新たに明らかになったカカオの歴史は、アメリカ大陸先住民の文化同士が長距離にわたり密接に交流していたことを示唆している (C)REUTERS/Kim Kyung-Hoon

[ワシントン発/ロイター]研究チームは陶器に残ったカカオの痕跡から、カカオが5000年以上前にエクアドルで初めて栽培化され、交易ルートを通じて急速に広がるまでの経緯を明らかにした。カカオは、南米の太平洋岸の北西側まで広がり、次第に中米に到達し、1500年後にメキシコに到達した。

 今日のチョコレートは、テオブロマ・カカオという熱帯常緑樹の楕円形の実の種(カカオ豆)から作られている。カカオ豆は焙煎され、ココアやさまざまなチョコレート製品へと姿を変えていく。古代では、飲み物や食事の材料として消費された。

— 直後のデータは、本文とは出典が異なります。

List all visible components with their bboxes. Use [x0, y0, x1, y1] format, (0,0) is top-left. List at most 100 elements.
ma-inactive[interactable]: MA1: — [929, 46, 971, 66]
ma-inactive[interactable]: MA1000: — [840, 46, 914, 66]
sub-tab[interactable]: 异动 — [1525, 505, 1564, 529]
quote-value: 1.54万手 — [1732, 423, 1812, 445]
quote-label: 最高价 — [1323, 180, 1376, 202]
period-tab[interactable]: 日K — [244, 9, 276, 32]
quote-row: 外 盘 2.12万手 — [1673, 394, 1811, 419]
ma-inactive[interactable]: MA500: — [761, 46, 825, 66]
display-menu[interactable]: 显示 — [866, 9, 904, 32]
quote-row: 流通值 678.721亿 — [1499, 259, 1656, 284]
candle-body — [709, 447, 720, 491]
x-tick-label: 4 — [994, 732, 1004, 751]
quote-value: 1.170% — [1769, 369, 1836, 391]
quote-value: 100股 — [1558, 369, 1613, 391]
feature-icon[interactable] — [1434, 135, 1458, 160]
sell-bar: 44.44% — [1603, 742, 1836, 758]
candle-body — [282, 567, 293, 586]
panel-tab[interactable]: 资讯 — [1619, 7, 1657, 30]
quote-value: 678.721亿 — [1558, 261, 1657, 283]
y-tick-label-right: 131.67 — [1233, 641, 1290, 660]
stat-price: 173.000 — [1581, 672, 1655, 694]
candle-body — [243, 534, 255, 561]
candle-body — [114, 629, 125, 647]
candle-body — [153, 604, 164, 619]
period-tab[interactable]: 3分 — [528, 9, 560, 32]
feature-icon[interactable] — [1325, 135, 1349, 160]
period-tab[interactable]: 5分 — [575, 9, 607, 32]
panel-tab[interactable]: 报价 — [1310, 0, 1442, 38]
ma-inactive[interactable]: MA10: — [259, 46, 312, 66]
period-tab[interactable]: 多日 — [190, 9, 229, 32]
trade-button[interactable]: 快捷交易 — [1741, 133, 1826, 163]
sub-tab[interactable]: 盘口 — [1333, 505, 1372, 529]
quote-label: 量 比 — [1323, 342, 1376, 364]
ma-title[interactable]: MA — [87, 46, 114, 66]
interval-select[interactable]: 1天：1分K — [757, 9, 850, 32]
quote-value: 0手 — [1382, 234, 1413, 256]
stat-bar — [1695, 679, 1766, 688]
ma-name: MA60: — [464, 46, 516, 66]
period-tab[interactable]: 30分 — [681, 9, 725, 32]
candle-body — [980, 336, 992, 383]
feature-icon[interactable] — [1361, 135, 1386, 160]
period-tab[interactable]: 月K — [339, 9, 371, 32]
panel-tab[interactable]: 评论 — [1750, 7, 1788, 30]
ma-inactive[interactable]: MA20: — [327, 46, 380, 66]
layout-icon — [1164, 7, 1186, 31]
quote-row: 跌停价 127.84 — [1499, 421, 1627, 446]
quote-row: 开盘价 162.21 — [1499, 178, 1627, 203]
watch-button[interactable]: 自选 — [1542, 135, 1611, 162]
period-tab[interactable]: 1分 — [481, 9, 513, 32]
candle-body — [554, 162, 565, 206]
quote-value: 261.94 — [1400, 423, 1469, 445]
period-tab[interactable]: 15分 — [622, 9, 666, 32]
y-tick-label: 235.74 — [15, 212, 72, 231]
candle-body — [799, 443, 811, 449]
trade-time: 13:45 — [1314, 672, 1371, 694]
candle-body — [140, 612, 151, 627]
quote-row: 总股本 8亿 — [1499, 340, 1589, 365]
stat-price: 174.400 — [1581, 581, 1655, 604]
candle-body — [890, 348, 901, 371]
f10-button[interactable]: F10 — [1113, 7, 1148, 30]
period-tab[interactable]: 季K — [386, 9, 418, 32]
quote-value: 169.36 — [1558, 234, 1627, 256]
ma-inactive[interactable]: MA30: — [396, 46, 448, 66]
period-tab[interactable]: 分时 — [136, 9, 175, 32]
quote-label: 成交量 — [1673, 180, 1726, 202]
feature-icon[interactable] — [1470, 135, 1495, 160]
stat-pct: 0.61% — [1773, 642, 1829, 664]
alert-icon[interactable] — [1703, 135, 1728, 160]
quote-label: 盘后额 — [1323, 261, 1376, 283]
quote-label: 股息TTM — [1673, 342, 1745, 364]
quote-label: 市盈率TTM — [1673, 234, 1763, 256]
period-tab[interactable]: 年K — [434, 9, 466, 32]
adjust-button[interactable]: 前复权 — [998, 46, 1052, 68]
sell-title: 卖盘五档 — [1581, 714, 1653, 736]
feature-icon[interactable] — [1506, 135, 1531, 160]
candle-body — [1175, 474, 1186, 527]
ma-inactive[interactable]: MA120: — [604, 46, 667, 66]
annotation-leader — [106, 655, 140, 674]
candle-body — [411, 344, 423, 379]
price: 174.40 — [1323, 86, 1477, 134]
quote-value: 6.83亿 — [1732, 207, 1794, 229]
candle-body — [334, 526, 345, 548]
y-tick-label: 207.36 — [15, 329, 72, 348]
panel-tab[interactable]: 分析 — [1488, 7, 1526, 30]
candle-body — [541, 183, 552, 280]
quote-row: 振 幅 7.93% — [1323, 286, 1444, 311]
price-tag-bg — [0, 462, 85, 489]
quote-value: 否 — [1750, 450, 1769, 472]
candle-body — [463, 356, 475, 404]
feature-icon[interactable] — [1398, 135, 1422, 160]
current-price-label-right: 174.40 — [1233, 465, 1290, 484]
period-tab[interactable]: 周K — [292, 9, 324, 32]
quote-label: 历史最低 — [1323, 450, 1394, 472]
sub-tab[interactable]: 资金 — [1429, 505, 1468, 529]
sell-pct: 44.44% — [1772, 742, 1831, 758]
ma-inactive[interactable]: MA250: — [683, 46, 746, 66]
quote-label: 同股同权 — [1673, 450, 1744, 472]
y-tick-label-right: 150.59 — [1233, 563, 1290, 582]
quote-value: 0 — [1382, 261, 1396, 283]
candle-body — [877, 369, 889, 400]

 研究チームは、約6000年にわたる先コロンブス期の陶器300点以上を調査。陶器は古代の文化の芸術性を表し、擬人的なデザインが含まれていた。陶器からは、カカオのDNAやカカオに関連する3種類の化学物質を探した。調査した化学物質の中にはカフェインも含まれる。その結果、陶器の約30%からカカオの痕跡が見つかった。この発見は、古代文化の間でカカオ由来の製品が、以前考えられていたよりも広く使われていたことを示している。